Le profil des acheteurs a-t-il changé ? Le marché connaît des changements, parfois éphémères, plutôt qu’une évolution claire. Bruxelles a ainsi connu l’épisode des oligarques russes achetant des biens prestigieux, comme partout en Europe, mais à petite échelle. Tant un hôtel de maître du boulevard Saint-Michel qu’une maison proche de l’Abbaye de la Cambre, deux achats connus de leur part, figuraient toutefois sur la liste de sauvegarde architecturale et n’étaient pas classés.

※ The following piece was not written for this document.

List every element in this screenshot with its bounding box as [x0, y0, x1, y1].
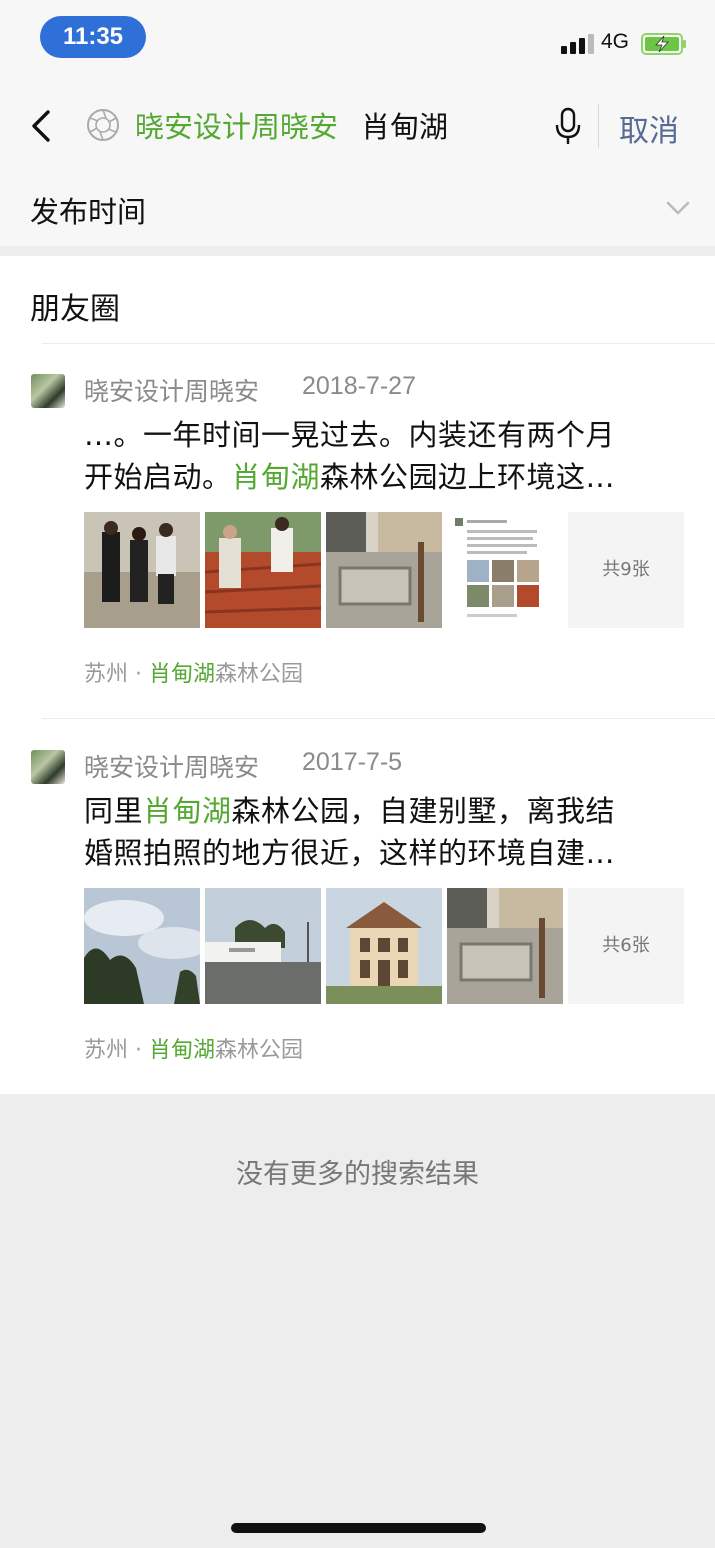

L’achat d’un bien classé, donc prestigieux mais contraignant et coûteux à entretenir, présente un inconvénient qu’on ne saurait sous-estimer : plus encore qu’une seconde résidence un peu lointaine, il risque de ne pas intéresser la génération suivante, en raison d’aspirations différentes. Ceci ne vaut toutefois guère dans les familles occupant par exemple un château depuis plusieurs générations, où il reste souvent de tradition que l’aîné reprenne la propriété, souligne un spécialiste.

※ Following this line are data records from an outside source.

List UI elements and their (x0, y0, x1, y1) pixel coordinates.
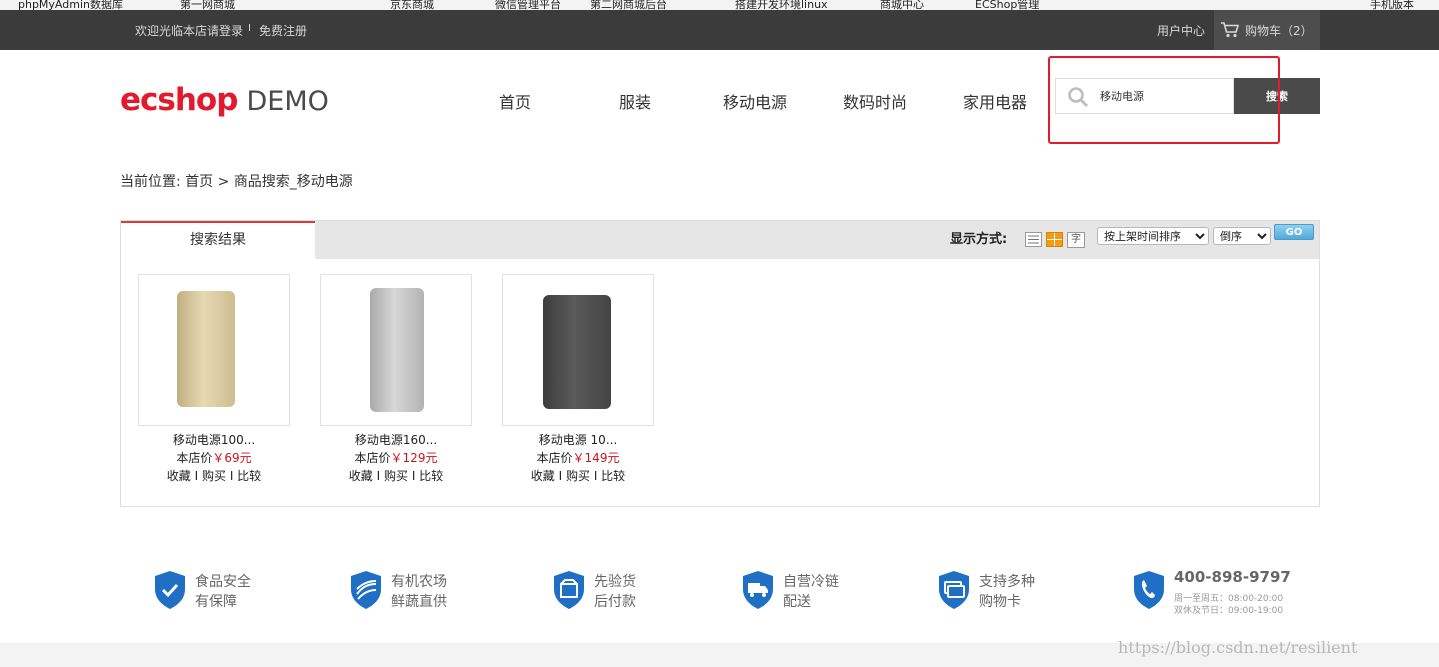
compare-link[interactable]: 比较 (237, 469, 261, 483)
card-icon (939, 571, 969, 609)
bookmark-item[interactable]: 微信管理平台 (495, 0, 561, 10)
cart-icon (1221, 22, 1240, 38)
search-results-panel: 搜索结果 移动电源100... 本店价￥69元 收藏 I 购买 I 比较 移动电… (120, 220, 1320, 507)
feature-item: 有机农场 鲜蔬直供 (349, 570, 447, 620)
compare-link[interactable]: 比较 (419, 469, 443, 483)
compare-link[interactable]: 比较 (601, 469, 625, 483)
nav-clothing[interactable]: 服装 (585, 89, 685, 113)
nav-power-bank[interactable]: 移动电源 (705, 89, 805, 113)
nav-home[interactable]: 首页 (465, 89, 565, 113)
bookmark-item[interactable]: ECShop管理 (975, 0, 1039, 10)
bookmark-item[interactable]: 搭建开发环境linux (735, 0, 828, 10)
feature-text: 先验货 后付款 (594, 574, 636, 610)
feature-text: 食品安全 有保障 (195, 574, 251, 610)
product-actions: 收藏 I 购买 I 比较 (530, 469, 626, 483)
power-bank-dark (543, 295, 611, 409)
product-price: 本店价￥69元 (138, 449, 290, 466)
hotline: 400-898-9797 周一至周五：08:00-20:00 双休及节日：09:… (1132, 568, 1291, 620)
top-bar: 欢迎光临本店 请登录 I 免费注册 用户中心 购物车（2） (0, 10, 1439, 50)
logo-mark: ecshop (120, 82, 238, 118)
shield-check-icon (155, 571, 185, 609)
favorite-link[interactable]: 收藏 (349, 469, 373, 483)
product-image[interactable] (320, 274, 472, 426)
hotline-hours-weekend: 双休及节日：09:00-19:00 (1174, 606, 1284, 616)
farm-icon (351, 571, 381, 609)
product-name[interactable]: 移动电源100... (138, 431, 290, 448)
breadcrumb-home[interactable]: 首页 (185, 174, 213, 190)
product-name[interactable]: 移动电源 10... (502, 431, 654, 448)
feature-text: 有机农场 鲜蔬直供 (391, 574, 447, 610)
cart-button[interactable]: 购物车（2） (1214, 10, 1320, 50)
cart-label: 购物车（2） (1245, 24, 1313, 38)
product-actions: 收藏 I 购买 I 比较 (348, 469, 444, 483)
text-view-icon[interactable]: 字 (1067, 232, 1085, 248)
register-link[interactable]: 免费注册 (259, 22, 307, 39)
nav-appliances[interactable]: 家用电器 (945, 89, 1045, 113)
buy-link[interactable]: 购买 (384, 469, 408, 483)
price-value: ￥69元 (212, 451, 252, 465)
product-price: 本店价￥149元 (502, 449, 654, 466)
power-bank-gold (177, 291, 235, 407)
feature-item: 自营冷链 配送 (741, 570, 839, 620)
price-label: 本店价 (536, 451, 573, 465)
product-image[interactable] (502, 274, 654, 426)
buy-link[interactable]: 购买 (566, 469, 590, 483)
price-value: ￥129元 (390, 451, 438, 465)
price-label: 本店价 (176, 451, 213, 465)
breadcrumb-label: 当前位置: (120, 174, 186, 190)
buy-link[interactable]: 购买 (202, 469, 226, 483)
feature-item: 支持多种 购物卡 (937, 570, 1035, 620)
welcome-text: 欢迎光临本店 (135, 24, 208, 38)
watermark: https://blog.csdn.net/resilient (1118, 638, 1358, 657)
price-label: 本店价 (354, 451, 391, 465)
package-icon (554, 571, 584, 609)
breadcrumb-sep: > (213, 174, 234, 190)
grid-view-icon[interactable] (1046, 232, 1063, 247)
product-price: 本店价￥129元 (320, 449, 472, 466)
login-link[interactable]: 请登录 (207, 22, 243, 39)
power-bank-silver (370, 288, 424, 412)
highlight-box (1048, 56, 1280, 144)
favorite-link[interactable]: 收藏 (531, 469, 555, 483)
bookmarks-bar: phpMyAdmin数据库 第一网商城 京东商城 微信管理平台 第二网商城后台 … (0, 0, 1439, 10)
display-mode-label: 显示方式: (950, 232, 1008, 247)
breadcrumb-current: 商品搜索_移动电源 (233, 174, 353, 190)
breadcrumb: 当前位置: 首页 > 商品搜索_移动电源 (120, 171, 353, 191)
feature-item: 先验货 后付款 (552, 570, 636, 620)
product-name[interactable]: 移动电源160... (320, 431, 472, 448)
product-image[interactable] (138, 274, 290, 426)
favorite-link[interactable]: 收藏 (167, 469, 191, 483)
go-button[interactable]: GO (1274, 224, 1314, 240)
nav-digital[interactable]: 数码时尚 (825, 89, 925, 113)
sort-select[interactable]: 按上架时间排序 (1097, 227, 1209, 245)
bookmark-item[interactable]: 商城中心 (880, 0, 924, 10)
bookmark-item[interactable]: phpMyAdmin数据库 (18, 0, 123, 10)
logo[interactable]: ecshop DEMO (120, 82, 329, 118)
user-center-link[interactable]: 用户中心 (1157, 22, 1205, 39)
price-value: ￥149元 (572, 451, 620, 465)
bookmark-item[interactable]: 手机版本 (1370, 0, 1414, 10)
bookmark-item[interactable]: 京东商城 (390, 0, 434, 10)
phone-icon (1134, 571, 1164, 609)
feature-text: 支持多种 购物卡 (979, 574, 1035, 610)
list-view-icon[interactable] (1025, 232, 1042, 247)
truck-icon (743, 571, 773, 609)
separator: I (248, 23, 251, 34)
bookmark-item[interactable]: 第二网商城后台 (590, 0, 667, 10)
order-select[interactable]: 倒序 (1213, 227, 1271, 245)
hotline-number: 400-898-9797 (1174, 568, 1291, 586)
feature-text: 自营冷链 配送 (783, 574, 839, 610)
logo-text: DEMO (246, 86, 329, 117)
product-actions: 收藏 I 购买 I 比较 (166, 469, 262, 483)
bookmark-item[interactable]: 第一网商城 (180, 0, 235, 10)
tab-search-results[interactable]: 搜索结果 (121, 221, 315, 259)
feature-item: 食品安全 有保障 (153, 570, 251, 620)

“Acquérir un bien classé, c’est embrasser un projet de vie, traduit Suzanne Belgeonne. Un défi parfois monumental, mais infiniment gratifiant. Ceux qui relèvent cette aventure créent plus qu’une demeure : ils bâtissent un héritage vivant.” Parfois, il ne se transmettra pas aux enfants, si ces derniers ne partagent pas la passion de leurs parents. Mais parfois ce sera le cas, comme l’illustre la destinée de l’Hôtel Solvay.

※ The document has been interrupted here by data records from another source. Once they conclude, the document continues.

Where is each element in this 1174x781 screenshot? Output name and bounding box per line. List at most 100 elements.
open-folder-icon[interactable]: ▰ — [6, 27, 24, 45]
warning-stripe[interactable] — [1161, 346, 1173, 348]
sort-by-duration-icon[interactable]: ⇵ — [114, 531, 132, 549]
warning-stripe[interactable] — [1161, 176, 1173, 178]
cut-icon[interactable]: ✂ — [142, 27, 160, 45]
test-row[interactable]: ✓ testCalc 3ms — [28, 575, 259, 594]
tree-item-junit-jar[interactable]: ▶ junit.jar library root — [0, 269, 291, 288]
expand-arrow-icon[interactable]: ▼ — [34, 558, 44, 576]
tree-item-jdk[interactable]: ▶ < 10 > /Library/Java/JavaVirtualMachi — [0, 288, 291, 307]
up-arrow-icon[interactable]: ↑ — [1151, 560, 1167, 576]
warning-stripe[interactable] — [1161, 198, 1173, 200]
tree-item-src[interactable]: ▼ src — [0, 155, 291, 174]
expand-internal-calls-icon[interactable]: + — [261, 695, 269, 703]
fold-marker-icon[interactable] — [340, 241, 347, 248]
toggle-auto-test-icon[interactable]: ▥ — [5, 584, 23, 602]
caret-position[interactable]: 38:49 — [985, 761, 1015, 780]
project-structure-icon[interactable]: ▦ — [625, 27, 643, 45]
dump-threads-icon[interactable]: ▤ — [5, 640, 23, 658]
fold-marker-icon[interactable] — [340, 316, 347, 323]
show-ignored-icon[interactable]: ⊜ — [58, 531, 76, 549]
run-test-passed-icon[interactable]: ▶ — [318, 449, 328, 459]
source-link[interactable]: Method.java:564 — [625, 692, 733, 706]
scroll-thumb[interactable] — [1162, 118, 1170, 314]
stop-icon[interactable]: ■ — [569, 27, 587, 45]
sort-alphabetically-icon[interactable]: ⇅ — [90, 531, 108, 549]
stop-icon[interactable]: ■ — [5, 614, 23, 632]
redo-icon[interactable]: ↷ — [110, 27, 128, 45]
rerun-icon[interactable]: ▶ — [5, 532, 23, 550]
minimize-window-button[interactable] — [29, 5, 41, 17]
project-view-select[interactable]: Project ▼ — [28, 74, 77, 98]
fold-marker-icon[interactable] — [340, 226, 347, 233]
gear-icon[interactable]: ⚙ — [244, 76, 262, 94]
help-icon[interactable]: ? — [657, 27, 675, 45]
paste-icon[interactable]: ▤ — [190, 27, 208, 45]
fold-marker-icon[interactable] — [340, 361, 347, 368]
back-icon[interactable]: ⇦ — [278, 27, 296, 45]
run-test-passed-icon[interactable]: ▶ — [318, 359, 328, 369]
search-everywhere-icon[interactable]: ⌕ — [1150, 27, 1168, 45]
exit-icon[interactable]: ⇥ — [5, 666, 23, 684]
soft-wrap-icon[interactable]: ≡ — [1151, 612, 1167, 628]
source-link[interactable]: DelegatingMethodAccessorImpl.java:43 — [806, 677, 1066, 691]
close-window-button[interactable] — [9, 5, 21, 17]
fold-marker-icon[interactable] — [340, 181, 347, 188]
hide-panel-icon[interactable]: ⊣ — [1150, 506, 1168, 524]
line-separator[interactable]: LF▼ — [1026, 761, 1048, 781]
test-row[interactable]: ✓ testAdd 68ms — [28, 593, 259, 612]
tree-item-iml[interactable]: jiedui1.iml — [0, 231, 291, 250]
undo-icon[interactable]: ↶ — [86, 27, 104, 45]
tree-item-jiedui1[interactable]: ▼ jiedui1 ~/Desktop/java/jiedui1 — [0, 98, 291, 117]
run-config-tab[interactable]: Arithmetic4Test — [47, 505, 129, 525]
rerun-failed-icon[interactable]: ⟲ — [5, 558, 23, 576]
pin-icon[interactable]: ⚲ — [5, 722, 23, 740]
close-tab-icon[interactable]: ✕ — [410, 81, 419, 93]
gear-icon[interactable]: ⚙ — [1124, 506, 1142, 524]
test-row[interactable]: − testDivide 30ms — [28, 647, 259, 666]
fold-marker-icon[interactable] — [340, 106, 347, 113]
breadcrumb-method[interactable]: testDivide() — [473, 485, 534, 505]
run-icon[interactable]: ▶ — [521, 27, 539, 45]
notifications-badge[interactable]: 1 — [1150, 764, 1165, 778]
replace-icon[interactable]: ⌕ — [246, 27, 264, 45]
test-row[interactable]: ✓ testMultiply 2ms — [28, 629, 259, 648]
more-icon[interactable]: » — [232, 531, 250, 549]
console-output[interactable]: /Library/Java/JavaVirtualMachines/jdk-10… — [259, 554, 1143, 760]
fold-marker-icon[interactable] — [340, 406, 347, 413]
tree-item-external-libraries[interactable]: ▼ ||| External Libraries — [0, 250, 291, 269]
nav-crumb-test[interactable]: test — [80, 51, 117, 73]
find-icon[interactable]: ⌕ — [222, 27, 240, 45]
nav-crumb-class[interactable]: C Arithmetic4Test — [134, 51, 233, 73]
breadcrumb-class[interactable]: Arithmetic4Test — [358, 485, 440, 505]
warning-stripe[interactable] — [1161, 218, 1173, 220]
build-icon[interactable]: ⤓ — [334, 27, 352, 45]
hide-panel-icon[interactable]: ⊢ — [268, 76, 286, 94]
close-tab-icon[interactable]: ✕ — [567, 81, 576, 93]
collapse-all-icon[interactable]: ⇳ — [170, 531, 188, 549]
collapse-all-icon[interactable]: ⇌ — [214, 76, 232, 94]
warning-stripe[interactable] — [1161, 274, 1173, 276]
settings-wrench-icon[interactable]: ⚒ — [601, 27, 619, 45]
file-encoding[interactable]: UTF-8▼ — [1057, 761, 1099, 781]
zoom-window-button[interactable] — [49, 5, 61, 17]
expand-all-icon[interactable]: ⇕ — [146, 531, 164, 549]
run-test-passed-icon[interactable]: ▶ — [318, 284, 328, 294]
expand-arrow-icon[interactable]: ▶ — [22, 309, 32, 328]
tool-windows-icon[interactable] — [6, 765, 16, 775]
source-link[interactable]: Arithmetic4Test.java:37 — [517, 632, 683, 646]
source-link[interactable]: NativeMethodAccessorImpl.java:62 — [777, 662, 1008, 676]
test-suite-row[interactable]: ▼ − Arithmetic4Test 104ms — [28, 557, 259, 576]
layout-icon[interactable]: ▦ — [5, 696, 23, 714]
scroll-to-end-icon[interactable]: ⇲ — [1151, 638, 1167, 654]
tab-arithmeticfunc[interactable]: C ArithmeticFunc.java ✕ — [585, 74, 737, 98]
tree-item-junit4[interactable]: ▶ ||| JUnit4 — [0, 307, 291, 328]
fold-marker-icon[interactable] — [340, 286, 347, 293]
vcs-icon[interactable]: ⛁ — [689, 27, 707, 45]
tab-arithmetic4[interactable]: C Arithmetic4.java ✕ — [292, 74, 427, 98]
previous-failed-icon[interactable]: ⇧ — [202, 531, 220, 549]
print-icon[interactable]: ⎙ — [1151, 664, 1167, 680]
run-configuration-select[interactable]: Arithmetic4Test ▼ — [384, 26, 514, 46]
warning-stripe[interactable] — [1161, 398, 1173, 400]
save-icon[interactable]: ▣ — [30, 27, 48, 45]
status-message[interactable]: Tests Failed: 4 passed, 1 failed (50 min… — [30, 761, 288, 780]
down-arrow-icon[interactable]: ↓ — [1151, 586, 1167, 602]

Le style “nouille” est sauvé !

Alexandre WittamerConservateur de l’Hôtel Solvay situé avenue Louise, Alexandre Wittamer rappelle : “La maison a été sauvée de la démolition par mes grands-parents, qui l’avaient acquise en 1957. Les autres acheteurs sur les rangs envisageaient de l’abattre. J’appartiens à la troisième génération de concierges du lieu, sourit-il, avec le devoir de passation aux générations suivantes et d’ouverture au public de cet emblème d’une époque”.

Hôtel Solvay

La presse avait présenté la famille Wittamer comme “un peu folle”, car voulant sauver un immeuble de style “nouille”, a-t-il retrouvé dans les archives. Une époque heureusement lointaine, comme en témoigne le classement des lieux en Belgique (en trois phases, de 1977 à 2012), ainsi qu’au Patrimoine de l’Unesco en 2020. Autre hommage : l’Année de l’Art nouveau proclamée en 2023 par la Région de Bruxelles, événement qui a entraîné un bel accroissement de la fréquentation touristique étrangère dans la capitale. Un coup de pouce dont n’a guère besoin l’Hôtel Solvay, dont les visites sur réservation affichent toujours complet. À contre-courant de l’opinion générale, les grands-parents Wittamer, propriétaires de la maison de haute couture Valens, ont vu le génie d’Horta à travers cette œuvre emblématique, se réjouit leur petit-fils. Il admire d’autant plus leur courage que, pour réaliser cette acquisition, ils ont été obligés de revendre les terrains achetés pour agrandir leurs ateliers de couture. Ceux-ci furent partiellement hébergés dans l’Hôtel Solvay, sans toucher à l’intégrité du bâtiment. Vous aurez compris qu’il n’était absolument pas question de soutien public à l’époque…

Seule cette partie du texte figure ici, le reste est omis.